Tianjin Tchernobyl : les catastrophes prophétiques

Comme toujours, il y a la petite histoire qui en dit long. À Tianjin, une jeune adolescente a été arrêtée pour escroquerie. Elle a fait croire sur un réseau social que son père était mort dans l’explosion. Émus, ses followers lui ont envoyé de l’argent pour l’aider (plus de 12 000 euros) jusqu’au moment où la police a débarqué. Son compte a été gelé, l’argent avec, et la police s’est fait un plaisir de raconter l’affaire sur le compte Facebook du commissariat de Fangchenggang, dans le sud du pays, auteur de l’arrestation.

Tout est là. Une société travaillée par l’argent, devenu une obsession à tous les étages de la société. Une société où les média officiels sont contrôlés mais où les réseaux sociaux sont omniprésents. Blogs, sites, page Facebook, où les infos circulent, où les pétitions tournent contre tel ou tel projet urbanistique, tel édile corrompu, laissant aux citoyens des espaces de liberté, qu’ils utilisent pour contester les autorités politiques décentralisées, habitudes chinoises ancestrales, y compris sous Mao. Et puis la corruption, cheval de bataille du président Xi depuis son accession au pouvoir, lui permet de mener une guerre de clan dont la Chine est coutumière depuis toujours.

Derrière la petite histoire, il y a la grande. Ce cyanure qui s’écoule et que l’on endigue tant bien que mal. 700 tonnes étaient stockées sur le port, là où la réglementation ne tolérait que 24 tonnes ! C’est un journal chinois qui rapporte l’information. Les autorités ont dû la lui transmettre opportunément. Cela permettra de charger l’entreprise comme un délinquant notoire, comme si en Chine quelqu’un respectait les réglementations de sécurité ou les règles du commerce ! La croissance chinoise s’est faite dans une anarchie contrôlée, avec comme dopant le pot de vin, accélérant tous les business, toutes les autorisations, permettant de faire imploser de l’intérieur le système.

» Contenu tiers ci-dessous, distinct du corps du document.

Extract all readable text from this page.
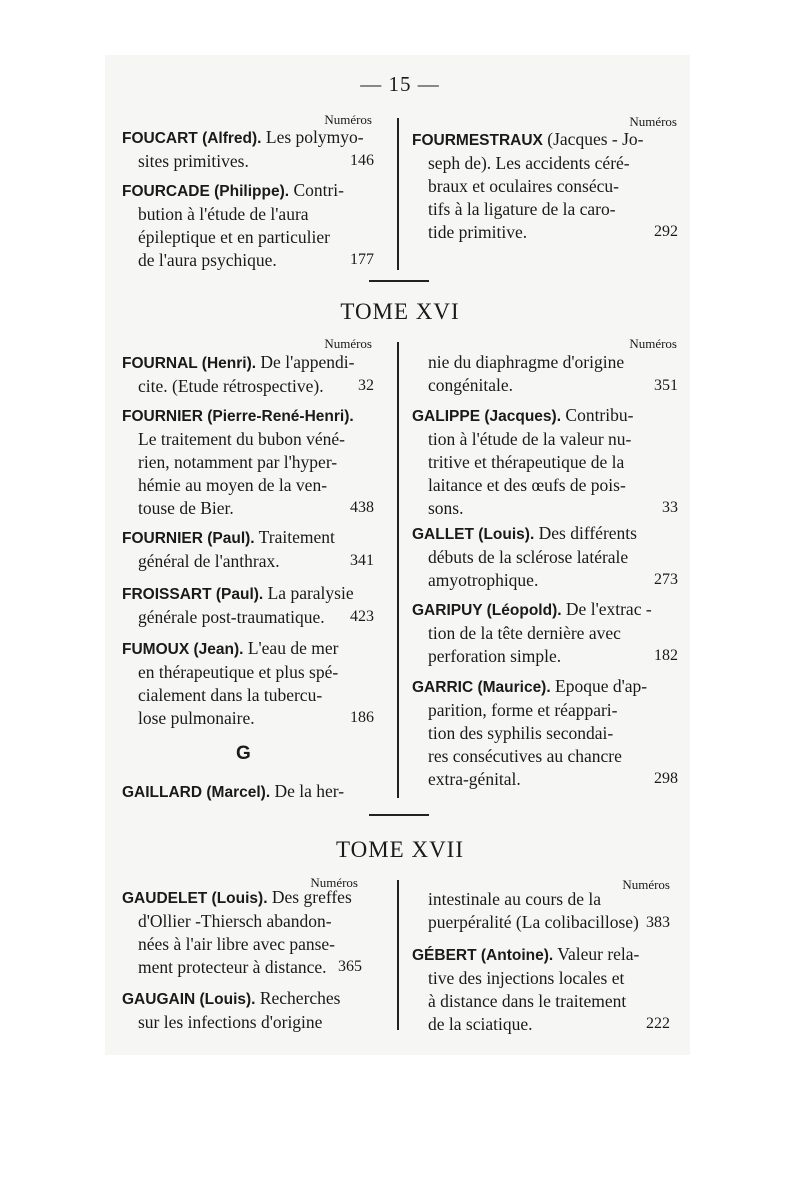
— 15 —
Numéros	Numéros
FOUCART (Alfred). Les polymyo-
sites primitives.	146
FOURCADE (Philippe). Contri-
bution à l'étude de l'aura
épileptique et en particulier
de l'aura psychique.	177
FOURMESTRAUX (Jacques - Jo-
seph de). Les accidents céré-
braux et oculaires consécu-
tifs à la ligature de la caro-
tide primitive.	292
TOME XVI
Numéros	Numéros
FOURNAL (Henri). De l'appendi-
cite. (Etude rétrospective).	32
FOURNIER (Pierre-René-Henri).
Le traitement du bubon véné-
rien, notamment par l'hyper-
hémie au moyen de la ven-
touse de Bier.	438
FOURNIER (Paul). Traitement
général de l'anthrax.	341
FROISSART (Paul). La paralysie
générale post-traumatique.	423
FUMOUX (Jean). L'eau de mer
en thérapeutique et plus spé-
cialement dans la tubercu-
lose pulmonaire.	186
G
GAILLARD (Marcel). De la her-
nie du diaphragme d'origine
congénitale.	351
GALIPPE (Jacques). Contribu-
tion à l'étude de la valeur nu-
tritive et thérapeutique de la
laitance et des œufs de pois-
sons.	33
GALLET (Louis). Des différents
débuts de la sclérose latérale
amyotrophique.	273
GARIPUY (Léopold). De l'extrac -
tion de la tête dernière avec
perforation simple.	182
GARRIC (Maurice). Epoque d'ap-
parition, forme et réappari-
tion des syphilis secondai-
res consécutives au chancre
extra-génital.	298
TOME XVII
Numéros	Numéros
GAUDELET (Louis). Des greffes
d'Ollier -Thiersch abandon-
nées à l'air libre avec panse-
ment protecteur à distance. 365
GAUGAIN (Louis). Recherches
sur les infections d'origine
intestinale au cours de la
puerpéralité (La colibacillose) 383
GÉBERT (Antoine). Valeur rela-
tive des injections locales et
à distance dans le traitement
de la sciatique.	222
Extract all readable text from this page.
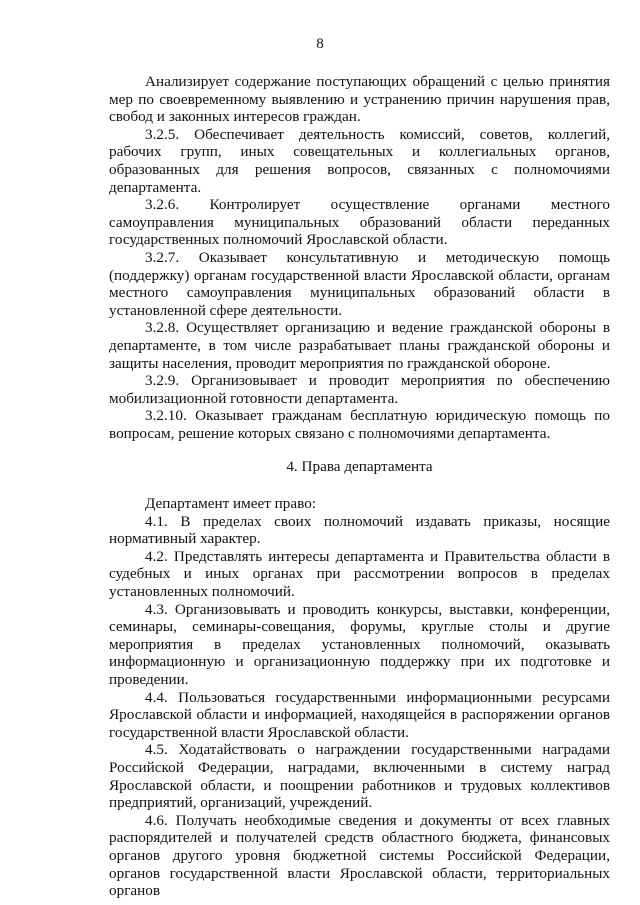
8

Анализирует содержание поступающих обращений с целью принятия мер по своевременному выявлению и устранению причин нарушения прав, свобод и законных интересов граждан.

3.2.5. Обеспечивает деятельность комиссий, советов, коллегий, рабочих групп, иных совещательных и коллегиальных органов, образованных для решения вопросов, связанных с полномочиями департамента.

3.2.6. Контролирует осуществление органами местного самоуправления муниципальных образований области переданных государственных полномочий Ярославской области.

3.2.7. Оказывает консультативную и методическую помощь (поддержку) органам государственной власти Ярославской области, органам местного самоуправления муниципальных образований области в установленной сфере деятельности.

3.2.8. Осуществляет организацию и ведение гражданской обороны в департаменте, в том числе разрабатывает планы гражданской обороны и защиты населения, проводит мероприятия по гражданской обороне.

3.2.9. Организовывает и проводит мероприятия по обеспечению мобилизационной готовности департамента.

3.2.10. Оказывает гражданам бесплатную юридическую помощь по вопросам, решение которых связано с полномочиями департамента.

4. Права департамента

Департамент имеет право:

4.1. В пределах своих полномочий издавать приказы, носящие нормативный характер.

4.2. Представлять интересы департамента и Правительства области в судебных и иных органах при рассмотрении вопросов в пределах установленных полномочий.

4.3. Организовывать и проводить конкурсы, выставки, конференции, семинары, семинары-совещания, форумы, круглые столы и другие мероприятия в пределах установленных полномочий, оказывать информационную и организационную поддержку при их подготовке и проведении.

4.4. Пользоваться государственными информационными ресурсами Ярославской области и информацией, находящейся в распоряжении органов государственной власти Ярославской области.

4.5. Ходатайствовать о награждении государственными наградами Российской Федерации, наградами, включенными в систему наград Ярославской области, и поощрении работников и трудовых коллективов предприятий, организаций, учреждений.

4.6. Получать необходимые сведения и документы от всех главных распорядителей и получателей средств областного бюджета, финансовых органов другого уровня бюджетной системы Российской Федерации, органов государственной власти Ярославской области, территориальных органов
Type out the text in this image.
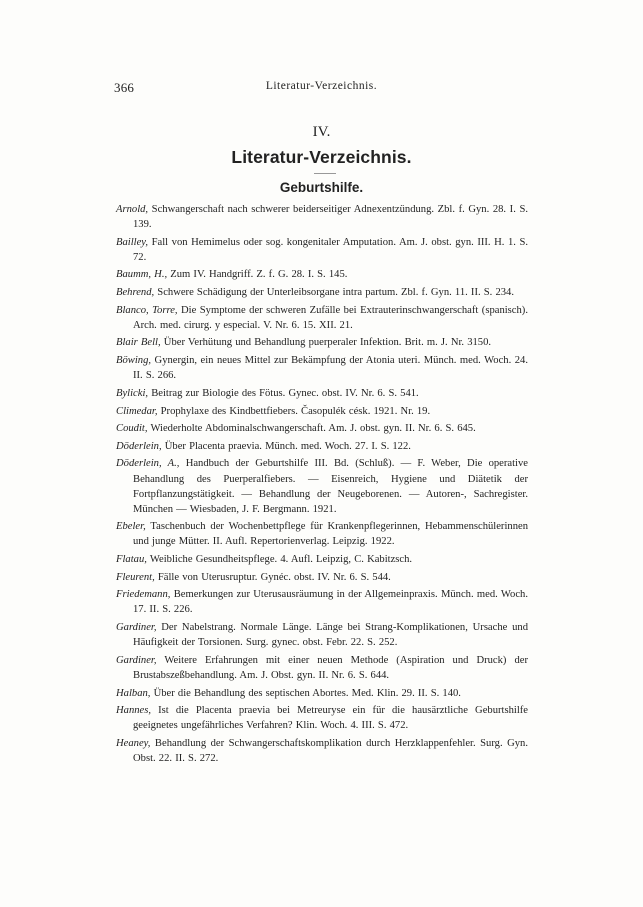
366	Literatur-Verzeichnis.
IV.
Literatur-Verzeichnis.
Geburtshilfe.
Arnold, Schwangerschaft nach schwerer beiderseitiger Adnexentzündung. Zbl. f. Gyn. 28. I. S. 139.
Bailley, Fall von Hemimelus oder sog. kongenitaler Amputation. Am. J. obst. gyn. III. H. 1. S. 72.
Baumm, H., Zum IV. Handgriff. Z. f. G. 28. I. S. 145.
Behrend, Schwere Schädigung der Unterleibsorgane intra partum. Zbl. f. Gyn. 11. II. S. 234.
Blanco, Torre, Die Symptome der schweren Zufälle bei Extrauterinschwangerschaft (spanisch). Arch. med. cirurg. y especial. V. Nr. 6. 15. XII. 21.
Blair Bell, Über Verhütung und Behandlung puerperaler Infektion. Brit. m. J. Nr. 3150.
Böwing, Gynergin, ein neues Mittel zur Bekämpfung der Atonia uteri. Münch. med. Woch. 24. II. S. 266.
Bylicki, Beitrag zur Biologie des Fötus. Gynec. obst. IV. Nr. 6. S. 541.
Climedar, Prophylaxe des Kindbettfiebers. Časopulék césk. 1921. Nr. 19.
Coudit, Wiederholte Abdominalschwangerschaft. Am. J. obst. gyn. II. Nr. 6. S. 645.
Döderlein, Über Placenta praevia. Münch. med. Woch. 27. I. S. 122.
Döderlein, A., Handbuch der Geburtshilfe III. Bd. (Schluß). — F. Weber, Die operative Behandlung des Puerperalfiebers. — Eisenreich, Hygiene und Diätetik der Fortpflanzungstätigkeit. — Behandlung der Neugeborenen. — Autoren-, Sachregister. München — Wiesbaden, J. F. Bergmann. 1921.
Ebeler, Taschenbuch der Wochenbettpflege für Krankenpflegerinnen, Hebammenschülerinnen und junge Mütter. II. Aufl. Repertorienverlag. Leipzig. 1922.
Flatau, Weibliche Gesundheitspflege. 4. Aufl. Leipzig, C. Kabitzsch.
Fleurent, Fälle von Uterusruptur. Gynéc. obst. IV. Nr. 6. S. 544.
Friedemann, Bemerkungen zur Uterusausräumung in der Allgemeinpraxis. Münch. med. Woch. 17. II. S. 226.
Gardiner, Der Nabelstrang. Normale Länge. Länge bei Strang-Komplikationen, Ursache und Häufigkeit der Torsionen. Surg. gynec. obst. Febr. 22. S. 252.
Gardiner, Weitere Erfahrungen mit einer neuen Methode (Aspiration und Druck) der Brustabszeßbehandlung. Am. J. Obst. gyn. II. Nr. 6. S. 644.
Halban, Über die Behandlung des septischen Abortes. Med. Klin. 29. II. S. 140.
Hannes, Ist die Placenta praevia bei Metreuryse ein für die hausärztliche Geburtshilfe geeignetes ungefährliches Verfahren? Klin. Woch. 4. III. S. 472.
Heaney, Behandlung der Schwangerschaftskomplikation durch Herzklappenfehler. Surg. Gyn. Obst. 22. II. S. 272.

Le pot de vin comme accélérateur de l’histoire ! Cette croissance qui ralentit et laisse la Chine face à un problème de fond, celui de définir un modèle pour les 50 années à venir. Une nouvelle révolution venue d’en haut.

Après Tchernobyl, Svetlana Aleksievich, écrivain ukrainien, avait écrit La Supplication. Bouleversant récit sur ces habitants de Prypiat, la ville des employés de la centrale nucléaire, finalement évacués après qu’on leur a dit que tout allait bien. Elle rapporte une petite histoire. Terrible. Un militaire qui, avec les pompiers, avait éteint l’incendie du réacteur avec du sable. Des tonnes de sables apportées par camion larguées par hélicoptère. Il était revenu à la maison dévasté affaibli comme jamais avant de déclencher une leucémie fulgurante. Son fils était fier de son papa. Il s’était baladé avec son calot sur la tête à l’école, dans la rue : « Mon papa a éteint l’incendie. » Avant que lui aussi développe une tumeur au cerveau. Le calot de militaire irradié de son père l’aura tué.

On a mis du temps à savoir ce qui se passait à Tchernobyl. Le culte du silence, tout cacher, mentir, nier même l’évidence. L’habitude est toujours là. La fierté de l’uniforme, le sens du sacrifice des soldats - « un Russe sait mourir » - et la fascination qu’il suscite nourrissant un patriotisme profond et sourcilleux. Encore aujourd’hui. Et ces populations sacrifiées qui font à peine encore leur colère, victimes d’une résignation profondément intégrée, comme si le bonheur apaisé et serein n’était pas accessible à ce peuple. Mais comme Tianjin, Tchernobyl et l’explosion du réacteur Lénine aussi disaient que la grandeur de l’URSS était bien un mythe qui s’écroulait et qu’une nouvelle ère allait s’ouvrir.